= Doug Auld =

American sports journalist

Douglas Frank Auld (June 25, 1962 - October 10, 2021) was editor and publisher of Sprint Car & Midget Magazine.

== Background ==

Auld was born in Mahopac, New York. His father, Jack Auld, was a retired dirt modified racer, and he attended his first racing event as a toddler. The Auld family were fixtures at weekly racetracks in the Northeast.

== Radio ==

Auld began his radio career creating and hosting Short Track USA, which aired on radio stations in central Florida. The show, dubbed "The Fastest Hour On Radio", covered short-track racing, and featured a combination of national and local racers, but even the NASCAR racers that were frequent on-air guests only discussed their short-track backgrounds, and not their current NASCAR careers. Upon accepting the position of Editor of Open Wheel Magazine, Auld turned the show over to a local racetrack announcer so that it would continue to give coverage to the numerous local racetracks.

== Journalist ==

Auld started his racing journalist career in the early '90s, writing for numerous publications, including the featured Page 2 column of Motorsports Weekly.

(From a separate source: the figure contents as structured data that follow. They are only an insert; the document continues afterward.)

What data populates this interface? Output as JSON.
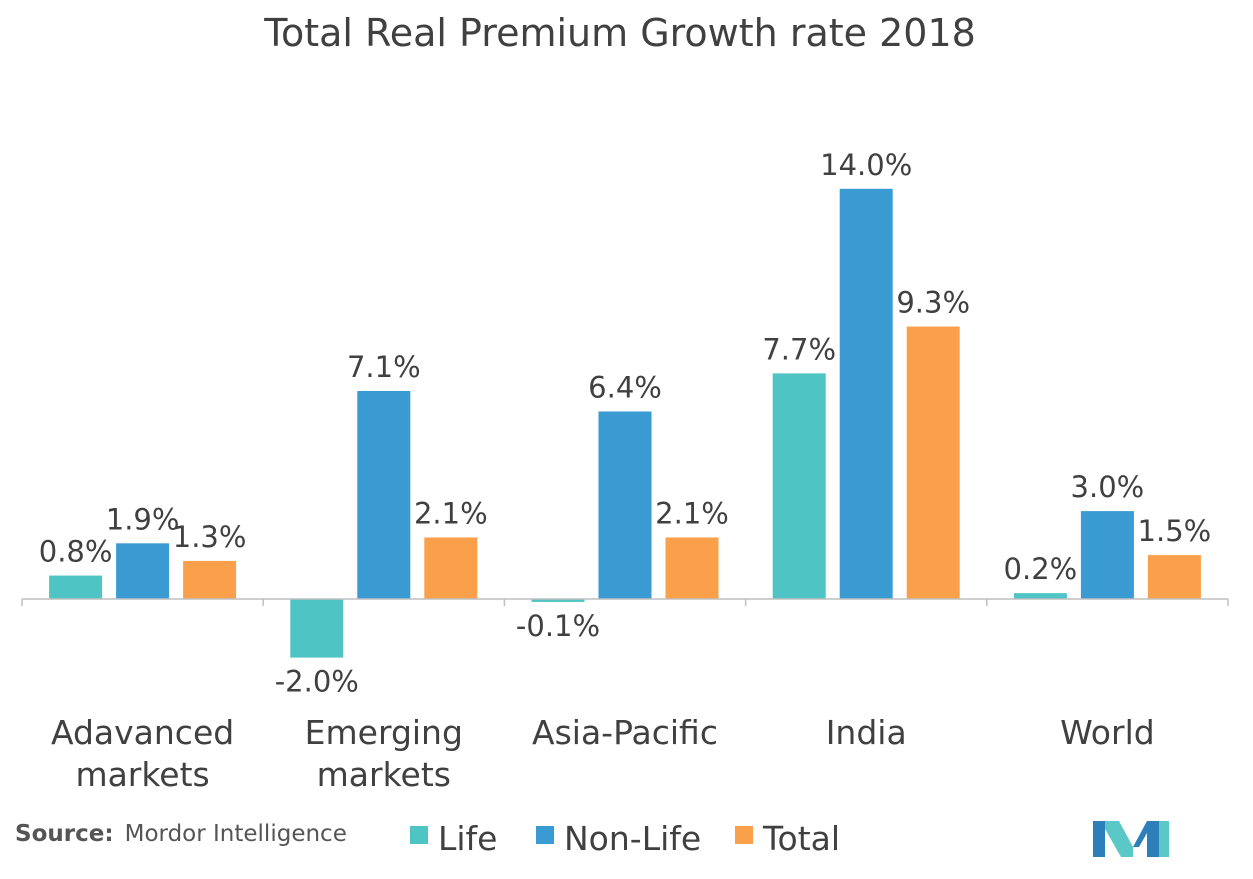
{
  "chart_data": {
    "type": "bar",
    "title": "Total Real Premium Growth rate 2018",
    "categories": [
      [
        "Adavanced",
        "markets"
      ],
      [
        "Emerging",
        "markets"
      ],
      [
        "Asia-Pacific"
      ],
      [
        "India"
      ],
      [
        "World"
      ]
    ],
    "series": [
      {
        "name": "Life",
        "color": "#4fc4c4",
        "values": [
          0.8,
          -2.0,
          -0.1,
          7.7,
          0.2
        ],
        "labels": [
          "0.8%",
          "-2.0%",
          "-0.1%",
          "7.7%",
          "0.2%"
        ]
      },
      {
        "name": "Non-Life",
        "color": "#3a9bd2",
        "values": [
          1.9,
          7.1,
          6.4,
          14.0,
          3.0
        ],
        "labels": [
          "1.9%",
          "7.1%",
          "6.4%",
          "14.0%",
          "3.0%"
        ]
      },
      {
        "name": "Total",
        "color": "#fba04a",
        "values": [
          1.3,
          2.1,
          2.1,
          9.3,
          1.5
        ],
        "labels": [
          "1.3%",
          "2.1%",
          "2.1%",
          "9.3%",
          "1.5%"
        ]
      }
    ],
    "xlabel": "",
    "ylabel": "",
    "ylim": [
      -2.5,
      15
    ],
    "grid": false,
    "legend": "bottom"
  },
  "source": {
    "label": "Source:",
    "text": "Mordor Intelligence"
  },
  "logo": {
    "icon": "mordor-intelligence-logo-icon"
  }
}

In the late '90s he also became a stringer for the Tampa Tribune, covering racing events and profiling local racers in the Tampa Bay Florida area.

In 1999, when Open Wheel Magazine - since 1980 the leading sprint car and midget racing magazine - was sold to EMAP Petersen Publishing, Auld replaced racing publishing legend and NASCAR announcer Dick Berggren as editor. Auld continued as editor until the magazine was sold to Primedia Publishing, and in the wake of 9/11 was folded. Doug Auld immediately founded Wheels-Up Publishing, Inc. and began publication of Sprint Car & Midget Magazine, which quickly took the position formerly held by Open Wheel, as the "bible" of short-track open-wheel racing.

Doug Auld was one of the few national racing media members who also continued as a racecar driver.

== Television ==

In the late '90s, Auld created and hosted a cable television program called Short Track Racing which aired in Bradenton, Florida and Sarasota, Florida, and featured drivers and highlights from local weekly racetracks.

== Awards ==

In 2017, Auld was inducted into the National Sprint Car Hall of Fame.

In 2013, Auld was awarded the Duke Dinsmore Memorial Award by the Dayton Auto Racing Fans (DARF).

In 2005, Auld was awarded the Outstanding Contribution To The Sport Award by the National Sprint Car Poll, a division of the National Sprint Car Hall of Fame. He was voted the 2000 360ci Sprint Car Media Member of the Year, the 2002 410ci Sprint Car Media Member of the Year, in 2003 both the 360 Sprint Car Media Member of the Year and the 410 Sprint Car Media Member of the Year, in 2006 the 360 Sprint Car Media Member of the Year and in 2007 the Non-Winged Sprint Car Media Member of the Year.

In 2002, Auld was awarded the Gene Powlen Fan Appreciation Award by the Hoosier Auto Racing Fans (HARF) Association, one of the country's oldest auto racing fan associations.

== Other ==

In 2006 Auld created the Sprint Car & Midget Magazine Stay In School Program, a program in which race teams bring their racing operations to schools throughout the United States and Canada for assemblies encouraging students to consider and continue their education.

From 2006 to 2007 Doug Auld served as President of the Board of Directors of the National Sprint Car Hall of Fame & Museum in Knoxville, Iowa.

== Death ==

Auld died on October 10, 2021 at his home following what was described as a "brief illness."